CANTON - St. Lawrence University Associate Professor of Chemistry Ning Gao has been awarded a grant of $32,059, as part of a $105,000 project grant, by the Cooperative Institute of Limnology and Ecosystems Research at the University of Michigan, funded by the National Oceanic and Atmospheric Administration. This project is an on-going study by her and other scientists of mercury contamination in Lake Champlain.

The project, entitled "Coordinated Monitoring and Modeling for Mercury in Lake Champlain," will be headed by Gao. Collaborators are Celia Chen, biology, Dartmouth College; Tom Holsen, civil and environmental engineering, Clarkson University; Neil Kamman and Rich Poirot, of the Department of Environmental Conservation in Vermont; Andrea Lini, geology, University of Vermont; Eric Miller, Ecosystems Research Group, Ltd., Norwich, Vermont; and James Shanley, of the U.S. Geological Survey, Vermont/New Hampshire District. The research will take place in 2006.
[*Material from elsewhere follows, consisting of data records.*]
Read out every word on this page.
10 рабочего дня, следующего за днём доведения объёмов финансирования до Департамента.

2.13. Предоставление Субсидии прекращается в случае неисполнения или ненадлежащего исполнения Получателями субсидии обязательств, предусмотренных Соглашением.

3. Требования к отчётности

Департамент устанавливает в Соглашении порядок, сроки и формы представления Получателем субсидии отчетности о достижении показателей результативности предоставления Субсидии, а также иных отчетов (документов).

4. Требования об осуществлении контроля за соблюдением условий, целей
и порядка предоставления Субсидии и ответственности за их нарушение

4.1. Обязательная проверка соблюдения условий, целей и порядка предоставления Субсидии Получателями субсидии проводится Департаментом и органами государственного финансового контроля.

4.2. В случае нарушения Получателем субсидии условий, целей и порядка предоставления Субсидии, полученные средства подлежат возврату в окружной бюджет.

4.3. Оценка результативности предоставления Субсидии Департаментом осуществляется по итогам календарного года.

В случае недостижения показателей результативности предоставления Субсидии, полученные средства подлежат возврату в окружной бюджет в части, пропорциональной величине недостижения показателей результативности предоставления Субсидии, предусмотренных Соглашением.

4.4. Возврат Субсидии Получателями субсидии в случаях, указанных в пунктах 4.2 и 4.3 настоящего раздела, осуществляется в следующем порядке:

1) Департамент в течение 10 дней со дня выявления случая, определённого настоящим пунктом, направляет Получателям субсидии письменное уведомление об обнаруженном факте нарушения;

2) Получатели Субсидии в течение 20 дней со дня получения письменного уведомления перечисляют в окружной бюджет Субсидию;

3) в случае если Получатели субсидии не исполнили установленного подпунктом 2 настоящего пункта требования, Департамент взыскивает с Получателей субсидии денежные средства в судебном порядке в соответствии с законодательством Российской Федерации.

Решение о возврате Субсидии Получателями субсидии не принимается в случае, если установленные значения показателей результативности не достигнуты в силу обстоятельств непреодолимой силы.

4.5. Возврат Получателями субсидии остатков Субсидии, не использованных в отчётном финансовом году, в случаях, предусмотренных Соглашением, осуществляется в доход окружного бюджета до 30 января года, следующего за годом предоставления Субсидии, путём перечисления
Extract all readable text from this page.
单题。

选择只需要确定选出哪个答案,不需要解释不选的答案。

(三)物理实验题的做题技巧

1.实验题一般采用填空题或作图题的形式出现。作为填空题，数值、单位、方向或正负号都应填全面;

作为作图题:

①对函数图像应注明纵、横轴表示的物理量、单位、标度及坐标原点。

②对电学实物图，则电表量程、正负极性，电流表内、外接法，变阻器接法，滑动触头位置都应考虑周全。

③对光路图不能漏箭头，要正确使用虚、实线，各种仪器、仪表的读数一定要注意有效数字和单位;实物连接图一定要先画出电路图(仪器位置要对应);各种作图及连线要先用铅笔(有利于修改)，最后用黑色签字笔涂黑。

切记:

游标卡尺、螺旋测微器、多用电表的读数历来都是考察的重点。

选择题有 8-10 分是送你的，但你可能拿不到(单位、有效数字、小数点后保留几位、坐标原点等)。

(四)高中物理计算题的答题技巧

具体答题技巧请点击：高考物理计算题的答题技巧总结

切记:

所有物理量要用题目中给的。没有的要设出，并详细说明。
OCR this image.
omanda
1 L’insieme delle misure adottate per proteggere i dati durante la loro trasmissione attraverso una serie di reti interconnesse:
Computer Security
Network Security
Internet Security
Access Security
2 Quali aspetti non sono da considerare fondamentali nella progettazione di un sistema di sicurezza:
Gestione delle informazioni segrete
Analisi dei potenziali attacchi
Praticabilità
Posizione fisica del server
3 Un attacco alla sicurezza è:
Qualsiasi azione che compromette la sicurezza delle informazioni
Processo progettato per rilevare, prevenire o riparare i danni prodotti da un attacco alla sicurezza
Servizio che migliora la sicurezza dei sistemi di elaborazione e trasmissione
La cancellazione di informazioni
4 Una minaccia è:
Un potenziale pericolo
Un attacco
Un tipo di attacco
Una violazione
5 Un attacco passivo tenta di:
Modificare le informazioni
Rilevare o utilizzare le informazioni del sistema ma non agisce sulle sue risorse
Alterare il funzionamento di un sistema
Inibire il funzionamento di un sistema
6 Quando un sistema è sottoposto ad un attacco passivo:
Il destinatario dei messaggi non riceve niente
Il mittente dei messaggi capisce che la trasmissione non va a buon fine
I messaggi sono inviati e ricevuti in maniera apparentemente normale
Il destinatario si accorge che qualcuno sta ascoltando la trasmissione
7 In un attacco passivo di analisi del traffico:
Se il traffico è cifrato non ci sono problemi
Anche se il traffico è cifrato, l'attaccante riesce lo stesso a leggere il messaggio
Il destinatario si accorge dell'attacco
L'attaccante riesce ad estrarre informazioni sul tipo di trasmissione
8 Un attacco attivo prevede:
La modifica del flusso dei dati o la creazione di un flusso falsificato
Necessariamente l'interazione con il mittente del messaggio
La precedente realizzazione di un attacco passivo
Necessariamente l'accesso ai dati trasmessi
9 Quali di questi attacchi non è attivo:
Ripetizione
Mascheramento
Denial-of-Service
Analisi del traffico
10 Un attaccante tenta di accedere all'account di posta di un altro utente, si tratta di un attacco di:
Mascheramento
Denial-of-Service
The grant award will allow the expansion of a research project under way on mercury in Lake Champlain that has been conducted since 2000; the project has been led by Gao, in collaboration with a team of researchers in New York and Vermont. In recent years, a total of five one-year grants from the Lake Champlain Research Consortium, with funding from the National Oceanic and Atmospheric Administration (NOAA)/Cooperative Institute for Limnology and Ecosystems Research (CILER), have been awarded to the team. Through the project, the researchers have developed and refined a mass balance model to account for the sources, sinks and accumulation of mercury in Lake Champlain, and they have been able to identify some possible types and locations of emission sources that contribute mercury to the Lake Champlain Basin, via atmospheric transport and deposition. The research has led to several published articles on the topic.

The team's efforts to date have identified several key gaps in the available information about the atmospheric transport and deposition of mercury, and its fate within the lake-watershed ecosystem. This new grant award will allow the team to address and fill in those gaps with new research.

Gao is a graduate of Zhongshan University in China, with two master's degrees from the University of Illinois at Urbana-Champaign and Ph.D. from Clarkson University.